Camilla Tac, a second year, started a petition against holding Physics lectures at the Royal National. She told The Cheese Grater that the university ‘guaranteed Physics they wouldn’t have lectures there anymore’ — two years ago. But nothing has changed.
A hotel conference room presents particular challenges to a subject like physics. Physics students cannot look at presentation slides on their laptops as they need to handwrite derivations to keep up with the lecture, and there is no desk space at the Royal National.
This situation is only worsened by technological issues. One two-hour second-year Quantum Physics lecture was cut to forty minutes due to technical glitches.
Khush Thakar, president of Physics Society, told CG that the screens in the conference room ‘decide when to turn on and off,’ meaning students ‘can’t follow anything [the lecturer] is trying to say visually.’
A spokesperson from UCL said ‘we are sorry for the impact this is having on the learning experiences on the learning experiences of our students’. But despite a clear awareness of the issue, there are no immediate plans to stop using off-site lecture venues.
A spokesperson commented that UCL Estates ‘are working urgently with the faculty to find interim solutions including relocating rooms and further improving the quality of equipment available.’
A Gordian Knot
UCL did not address why the room bookings issues so disproportionally affect the Physics department, a key point of Tac’s petition.

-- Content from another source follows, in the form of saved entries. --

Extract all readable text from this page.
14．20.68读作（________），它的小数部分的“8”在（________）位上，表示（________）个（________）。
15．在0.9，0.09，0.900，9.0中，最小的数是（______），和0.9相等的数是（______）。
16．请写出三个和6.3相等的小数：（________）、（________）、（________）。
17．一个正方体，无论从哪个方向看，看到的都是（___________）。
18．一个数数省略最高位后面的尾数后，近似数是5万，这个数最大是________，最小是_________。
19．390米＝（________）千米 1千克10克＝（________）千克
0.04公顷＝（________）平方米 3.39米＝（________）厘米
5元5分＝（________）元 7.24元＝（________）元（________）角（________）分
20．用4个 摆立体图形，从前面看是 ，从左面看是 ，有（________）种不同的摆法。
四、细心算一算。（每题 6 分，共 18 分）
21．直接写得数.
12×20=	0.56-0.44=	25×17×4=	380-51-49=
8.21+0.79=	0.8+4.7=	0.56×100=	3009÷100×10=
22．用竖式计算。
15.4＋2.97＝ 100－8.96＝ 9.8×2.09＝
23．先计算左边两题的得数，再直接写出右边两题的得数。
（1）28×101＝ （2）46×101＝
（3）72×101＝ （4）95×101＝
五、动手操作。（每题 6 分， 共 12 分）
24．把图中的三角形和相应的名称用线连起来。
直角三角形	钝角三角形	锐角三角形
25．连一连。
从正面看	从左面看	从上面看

Certainly, there is no easy solution. The class for Quantum Physics (which includes Natural Sciences and Maths and Physics as well as Physics students) totals 240, and UCL has only four lecture theatres able to accommodate a group of this size. The Physics lecture theatre has only 53 seats, but each year in Physics numbers 190, not counting Maths and Physics and Natural Sciences students who take a significant number of Physics modules.
As UCL admits ever more students each year, the student population has outgrown the limited space available. Handing exorbitant sums to hotels can only be a stopgap.
Sasha Baker
This article appeared in CG Issue 63.